C’était jeudi et, pendant que les trois dînaient, son père annonça à sa mère qu’il partait pour un congrès en France, dans la ville rose, samedi matin et qu’il ne serait probablement pas de retour avant mercredi.

L’esprit de Terry s’emballait : il devait absolument se renseigner sur le fonctionnement de tout ça et voir s’il en était capable. Il avala son dîner d’un trait et se dirigea vers sa chambre pour consulter son ordinateur à la recherche d’informations et de tutoriels. Pendant les trois heures qui suivirent, il lut tout ce qu’il put trouver sur l’hypnose et sa pratique. Vers 22 h, sa mère passa la tête dans sa chambre : « Salut chéri, tu regardes du porno ? » « Maman, s’il te plaît, je travaille sur mon projet scolaire. »

Sherry fut surprise par sa réponse ; elle entra dans sa chambre et resta un instant silencieuse avant de demander : « De quoi parle ton projet ? »

« De l’hypnose », répondit-il.

« Eh bien, dis-moi si je peux t’aider, je vais me coucher. » Elle l’embrassa sur le front et se dirigea vers la porte. Il la regarda se balancer sous son peignoir. Arrivée à la porte, elle s’arrêta, jeta un coup d’œil par-dessus son épaule, lui fit un clin d’œil et sortit.

Vendredi, à l’école, Terry et Louis discutèrent du plan ; les deux meilleures méthodes pour hypnotiser quelqu’un étaient une bougie ou un pendentif. Le pendentif, qui se balançait devant leur visage, semblait le plus efficace. Ils convinrent tous deux que c’était la meilleure idée.

Les cours se terminèrent et Louis dit à Terry qu’il passerait à 19 heures pour voir le résultat. Il lui souhaita bonne chance en s’exclamant : « J’adorerais qu’elle me fasse une fellation ! »

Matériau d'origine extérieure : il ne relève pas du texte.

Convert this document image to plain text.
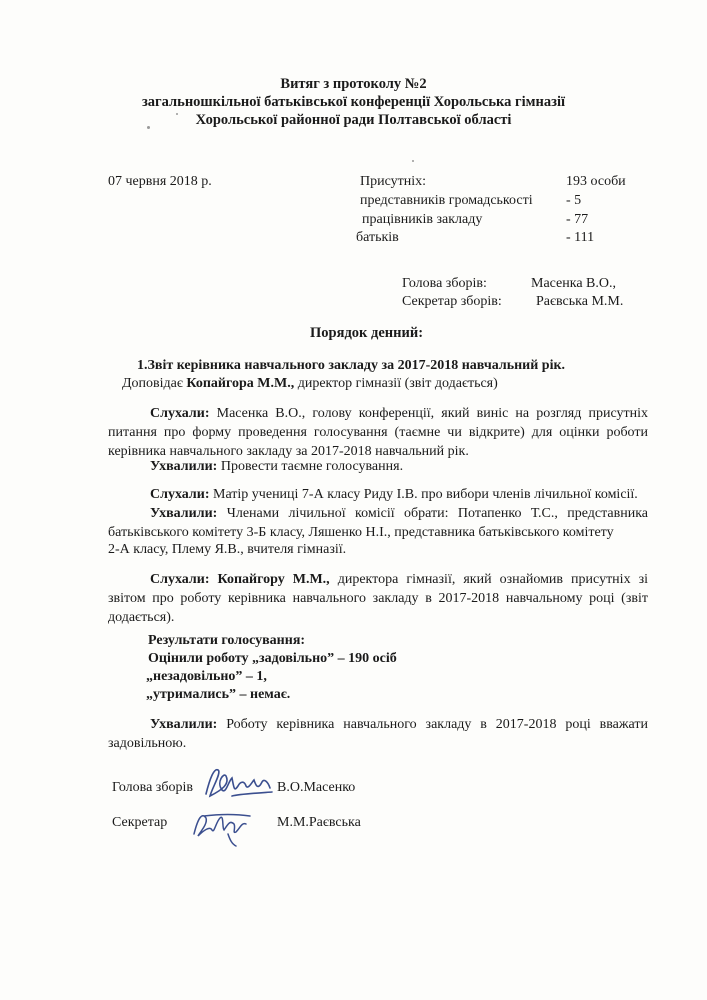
Витяг з протоколу №2
загальношкільної батьківської конференції Хорольська гімназії
Хорольської районної ради Полтавської області
07 червня 2018 р.	Присутніх:	193 особи
представників громадськості - 5
працівників закладу	- 77
батьків	- 111
Голова зборів:	Масенка В.О.,
Секретар зборів: Раєвська М.М.
Порядок денний:
1.Звіт керівника навчального закладу за 2017-2018 навчальний рік.
Доповідає Копайгора М.М., директор гімназії (звіт додається)
Слухали: Масенка В.О., голову конференції, який виніс на розгляд присутніх питання про форму проведення голосування (таємне чи відкрите) для оцінки роботи керівника навчального закладу за 2017-2018 навчальний рік.
Ухвалили: Провести таємне голосування.
Слухали: Матір учениці 7-А класу Риду І.В. про вибори членів лічильної комісії.
Ухвалили: Членами лічильної комісії обрати: Потапенко Т.С., представника батьківського комітету 3-Б класу, Ляшенко Н.І., представника батьківського комітету
2-А класу, Плему Я.В., вчителя гімназії.
Слухали: Копайгору М.М., директора гімназії, який ознайомив присутніх зі звітом про роботу керівника навчального закладу в 2017-2018 навчальному році (звіт додається).
Результати голосування:
Оцінили роботу „задовільно” – 190 осіб
„незадовільно” – 1,
„утримались” – немає.
Ухвалили: Роботу керівника навчального закладу в 2017-2018 році вважати задовільною.
Голова зборів	В.О.Масенко
Секретар	М.М.Раєвська
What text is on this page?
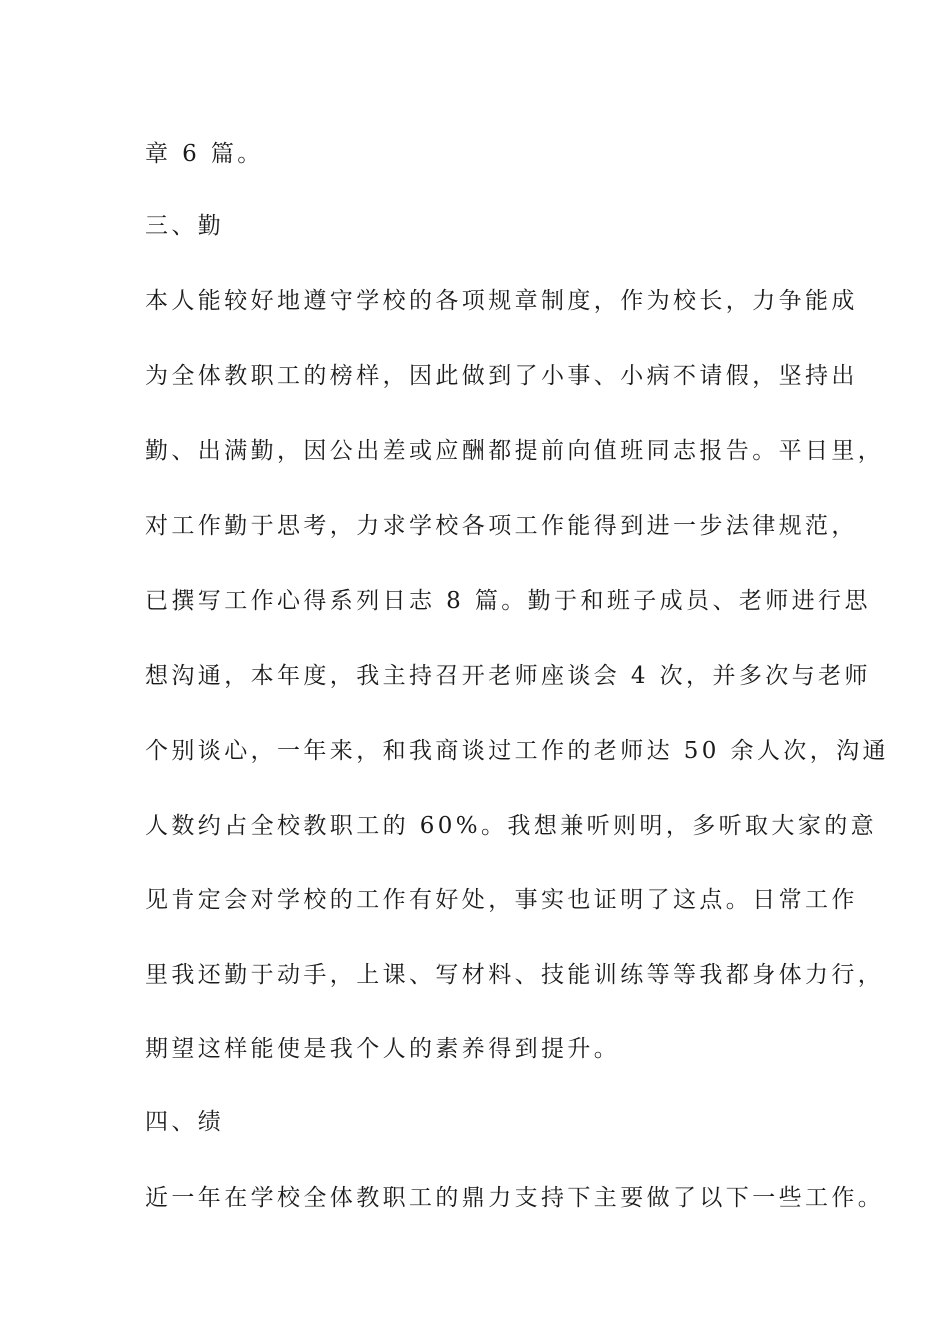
章 6 篇。
三、勤
本人能较好地遵守学校的各项规章制度，作为校长，力争能成
为全体教职工的榜样，因此做到了小事、小病不请假，坚持出
勤、出满勤，因公出差或应酬都提前向值班同志报告。平日里，
对工作勤于思考，力求学校各项工作能得到进一步法律规范，
已撰写工作心得系列日志 8 篇。勤于和班子成员、老师进行思
想沟通，本年度，我主持召开老师座谈会 4 次，并多次与老师
个别谈心，一年来，和我商谈过工作的老师达 50 余人次，沟通
人数约占全校教职工的 60%。我想兼听则明，多听取大家的意
见肯定会对学校的工作有好处，事实也证明了这点。日常工作
里我还勤于动手，上课、写材料、技能训练等等我都身体力行，
期望这样能使是我个人的素养得到提升。
四、绩
近一年在学校全体教职工的鼎力支持下主要做了以下一些工作。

Terry rentra à la maison ; Sherry était dans le salon, devant la télé, quand il arriva. « Salut maman, quoi de neuf ? » « Rien, chéri. » « Je regarde juste un jeu télévisé débile, tu as faim ? » « Oui, je vais chercher des biscuits, je vais dans ma chambre travailler sur mon projet », dit-il avec un sourire. Il se dirigea vers sa chambre, imaginant l’humiliation totale si son plan échouait et qu’elle le découvrait, mais son sexe était déjà à moitié en érection à l’idée que ça puisse marcher.

Vers 15 h 45, il quitta sa chambre pour mettre son plan à exécution. Du haut des escaliers, il appela : « Maman, tu as toujours ce gros pendentif en argent que grand-mère t’a offert ? » Du salon, elle répondit : « Oui, mon chéri, donne-moi une minute, je vais te le chercher. »

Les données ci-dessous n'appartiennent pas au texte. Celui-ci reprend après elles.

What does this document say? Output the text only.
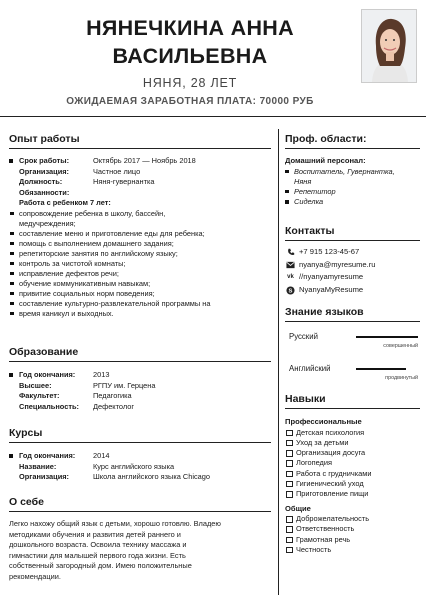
НЯНЕЧКИНА АННА
ВАСИЛЬЕВНА
НЯНЯ, 28 ЛЕТ
ОЖИДАЕМАЯ ЗАРАБОТНАЯ ПЛАТА: 70000 РУБ
Опыт работы
Срок работы:	Октябрь 2017 — Ноябрь 2018
Организация:	Частное лицо
Должность:	Няня-гувернантка
Обязанности:
Работа с ребенком 7 лет:
сопровождение ребенка в школу, бассейн,
медучреждения;
составление меню и приготовление еды для ребенка;
помощь с выполнением домашнего задания;
репетиторские занятия по английскому языку;
контроль за чистотой комнаты;
исправление дефектов речи;
обучение коммуникативным навыкам;
привитие социальных норм поведения;
составление культурно-развлекательной программы на
время каникул и выходных.
Образование
Год окончания:	2013
Высшее:	РГПУ им. Герцена
Факультет:	Педагогика
Специальность:	Дефектолог
Курсы
Год окончания:	2014
Название:	Курс английского языка
Организация:	Школа английского языка Chicago
О себе
Легко нахожу общий язык с детьми, хорошо готовлю. Владею
методиками обучения и развития детей раннего и
дошкольного возраста. Освоила технику массажа и
гимнастики для малышей первого года жизни. Есть
собственный загородный дом. Имею положительные
рекомендации.
Проф. области:
Домашний персонал:
Воспитатель, Гувернантка,
Няня
Репетитор
Сиделка
Контакты
+7 915 123-45-67
nyanya@myresume.ru
vk //nyanyamyresume
S NyanyaMyResume
Знание языков
Русский
совершенный
Английский
продвинутый
Навыки
Профессиональные
Детская психология
Уход за детьми
Организация досуга
Логопедия
Работа с грудничками
Гигиенический уход
Приготовление пищи
Общие
Доброжелательность
Ответственность
Грамотная речь
Честность
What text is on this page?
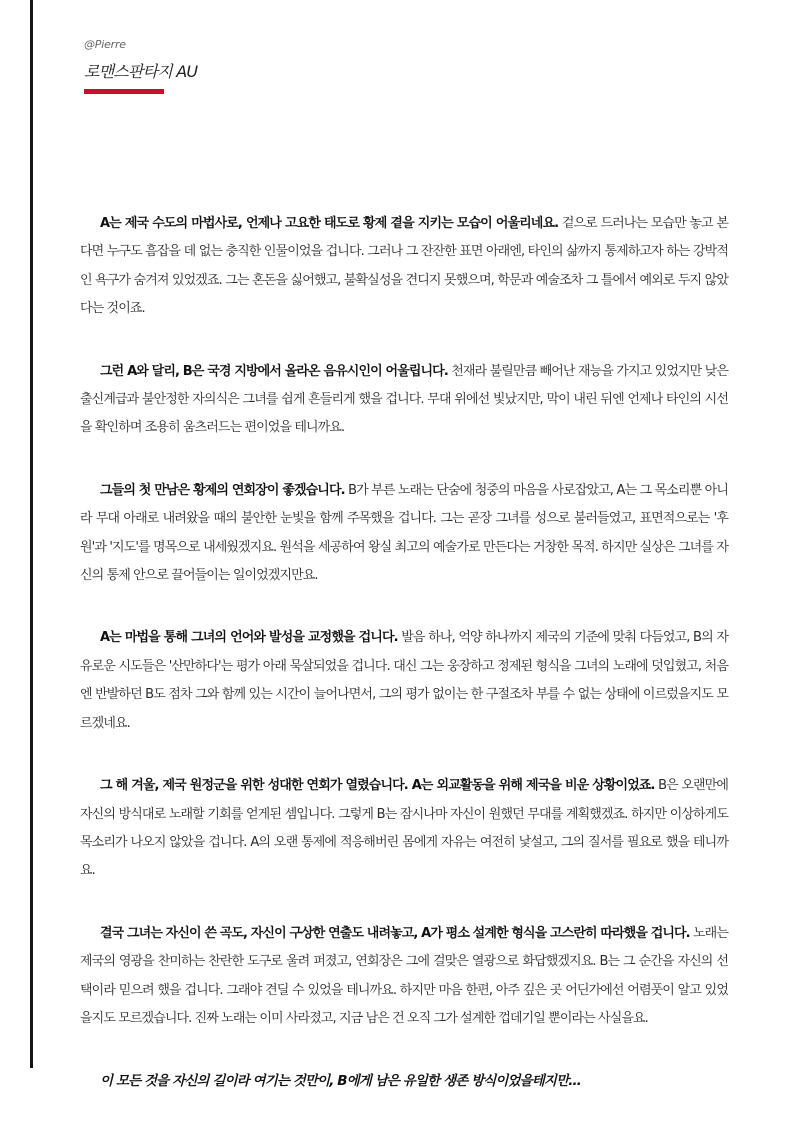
@Pierre
로맨스판타지 AU

A는 제국 수도의 마법사로, 언제나 고요한 태도로 황제 곁을 지키는 모습이 어울리네요. 겉으로 드러나는 모습만 놓고 본다면 누구도 흠잡을 데 없는 충직한 인물이었을 겁니다. 그러나 그 잔잔한 표면 아래엔, 타인의 삶까지 통제하고자 하는 강박적인 욕구가 숨겨져 있었겠죠. 그는 혼돈을 싫어했고, 불확실성을 견디지 못했으며, 학문과 예술조차 그 틀에서 예외로 두지 않았다는 것이죠.

그런 A와 달리, B은 국경 지방에서 올라온 음유시인이 어울립니다. 천재라 불릴만큼 빼어난 재능을 가지고 있었지만 낮은 출신계급과 불안정한 자의식은 그녀를 쉽게 흔들리게 했을 겁니다. 무대 위에선 빛났지만, 막이 내린 뒤엔 언제나 타인의 시선을 확인하며 조용히 움츠러드는 편이었을 테니까요.

그들의 첫 만남은 황제의 연회장이 좋겠습니다. B가 부른 노래는 단숨에 청중의 마음을 사로잡았고, A는 그 목소리뿐 아니라 무대 아래로 내려왔을 때의 불안한 눈빛을 함께 주목했을 겁니다. 그는 곧장 그녀를 성으로 불러들였고, 표면적으로는 '후원'과 '지도'를 명목으로 내세웠겠지요. 원석을 세공하여 왕실 최고의 예술가로 만든다는 거창한 목적. 하지만 실상은 그녀를 자신의 통제 안으로 끌어들이는 일이었겠지만요.

A는 마법을 통해 그녀의 언어와 발성을 교정했을 겁니다. 발음 하나, 억양 하나까지 제국의 기준에 맞춰 다듬었고, B의 자유로운 시도들은 '산만하다'는 평가 아래 묵살되었을 겁니다. 대신 그는 웅장하고 정제된 형식을 그녀의 노래에 덧입혔고, 처음엔 반발하던 B도 점차 그와 함께 있는 시간이 늘어나면서, 그의 평가 없이는 한 구절조차 부를 수 없는 상태에 이르렀을지도 모르겠네요.

그 해 겨울, 제국 원정군을 위한 성대한 연회가 열렸습니다. A는 외교활동을 위해 제국을 비운 상황이었죠. B은 오랜만에 자신의 방식대로 노래할 기회를 얻게된 셈입니다. 그렇게 B는 잠시나마 자신이 원했던 무대를 계획했겠죠. 하지만 이상하게도 목소리가 나오지 않았을 겁니다. A의 오랜 통제에 적응해버린 몸에게 자유는 여전히 낯설고, 그의 질서를 필요로 했을 테니까요.

결국 그녀는 자신이 쓴 곡도, 자신이 구상한 연출도 내려놓고, A가 평소 설계한 형식을 고스란히 따라했을 겁니다. 노래는 제국의 영광을 찬미하는 찬란한 도구로 울려 퍼졌고, 연회장은 그에 걸맞은 열광으로 화답했겠지요. B는 그 순간을 자신의 선택이라 믿으려 했을 겁니다. 그래야 견딜 수 있었을 테니까요. 하지만 마음 한편, 아주 깊은 곳 어딘가에선 어렴풋이 알고 있었을지도 모르겠습니다. 진짜 노래는 이미 사라졌고, 지금 남은 건 오직 그가 설계한 껍데기일 뿐이라는 사실을요.

이 모든 것을 자신의 길이라 여기는 것만이, B에게 남은 유일한 생존 방식이었을테지만…
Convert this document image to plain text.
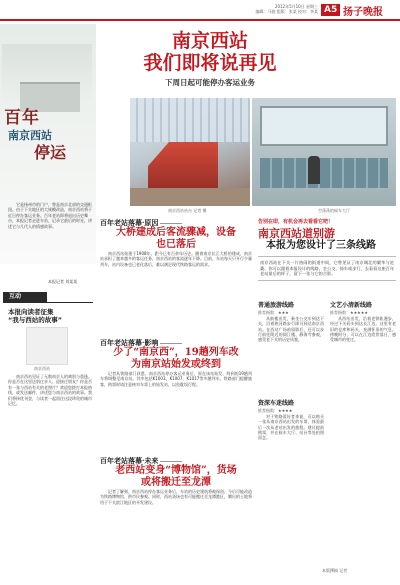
2012年5月10日 星期三
编辑：马骏 组版：张某 校对：李某 A5 扬子晚报
百年
南京西站
停运
它是扬州市的门户，曾是南京北部的交通枢纽。由于下关地区的大规模改造，南京西站将于近日停办客运业务。百年老站即将退出历史舞台，本报记者走进车站，记录它最后的时光，讲述它与几代人的情感故事。
本报记者 刘某某
互动
本报向读者征集
“我与西站的故事”
南京西站
南京西站见证了无数南京人的离别与重逢。你是否在这里送别过亲人、迎接过朋友？你是否有一张与西站有关的老照片？欢迎您拨打本报热线，或发送邮件，讲述您与南京西站的故事。我们将择优刊登，与读者一起留住这段珍贵的城市记忆。
南京西站
我们即将说再见
下周日起可能停办客运业务
南京西站站台 记者 摄	空荡荡的候车大厅
百年老站落幕·原因
大桥建成后客流骤减，设备
也已落后
南京西站始建于1908年，距今已有百余年历史。随着南京长江大桥的建成，南京站承担了越来越多的客运任务，南京西站的客流逐年下降。目前，车站每天只开行少量列车，站内设备也已老化落后，难以满足现代铁路客运的需求。
百年老站落幕·影响
少了“南京西”，19趟列车改
为南京站始发或终到
记者从铁路部门获悉，南京西站停办客运业务后，原在该站始发、终到的19趟列车将调整至南京站。其中包括K1003、K1007、K1017等多趟列车。铁路部门提醒旅客，购票时请注意核对车票上的始发站，以免耽误行程。
百年老站落幕·未来
老西站变身“博物馆”，货场
或将搬迁至龙潭
记者了解到，南京西站停办客运业务后，车站的历史建筑将被保留，今后可能改造为铁路博物馆，供市民参观。同时，西站货场也有可能搬迁至龙潭港区，腾出的土地将用于下关滨江地区的开发建设。
告别在即，有机会再去看看它吧！
南京西站道别游
本报为您设计了三条线路
南京西站在下关一片热闹的街道中间，它曾见证了南京城北的繁华与沧桑。你可以跟着本报设计的线路，坐公交、骑车或步行，去看看这座百年老站最后的样子，留下一张与它的合影。
普通旅游线路
推荐指数：★★★
从鼓楼出发，乘坐公交车到达下关，沿着热河路步行即可到达南京西站。在西站广场前留影后，还可以步行前往附近的阅江楼、静海寺参观，感受老下关的历史风貌。
资深车迷线路
推荐指数：★★★★
对于铁路爱好者来说，可以购买一张从南京西站出发的车票，体验最后一次从老站出发的旅程。建议提前购票，并在候车大厅、站台等处拍照留念。
文艺小清新线路
推荐指数：★★★★★
从西站出发，沿着老铁轨漫步，经过下关码头到达长江边。这里有老旧的仓库和码头，充满怀旧的气息。傍晚时分，可以在江边欣赏落日，感受城市的变迁。
本版撰稿 记者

Cinq minutes plus tard, elle passa devant sa chambre en allant chercher le pendentif. Dix minutes plus tard, elle se tenait sur le seuil de sa chambre, le gros pendentif clinquant à la main. « Pourquoi diable voudrais-tu ce truc affreux ? » « Maman, je t’ai parlé de mon projet scolaire, non ? » « Oui. » « Eh bien, c’est une partie importante du projet. »

Elle haussa les épaules et le lui tendit ; elle se tourna pour quitter la pièce. « Maman, tu as dit que si j’avais besoin d’aide, je devais te le dire, n’est-ce pas ? » « Oui, mon chéri, de quoi as-tu besoin ? » « J’ai besoin de quelqu’un pour travailler avec moi. »

« Comment ça ? » « Eh bien, assieds-toi devant mon écran d’ordinateur. » Elle soupira et entra dans sa chambre. Elle sentait merveilleusement bon, même en jogging et en débardeur ample ; elle était superbe. « Bon, maintenant, je veux que tu fixes le pendentif du regard, que tu fasses abstraction de tout le reste, sauf du pendentif et de ma voix. » « Chérie, ça ne marchera pas sur moi, je suis trop bête pour ça. »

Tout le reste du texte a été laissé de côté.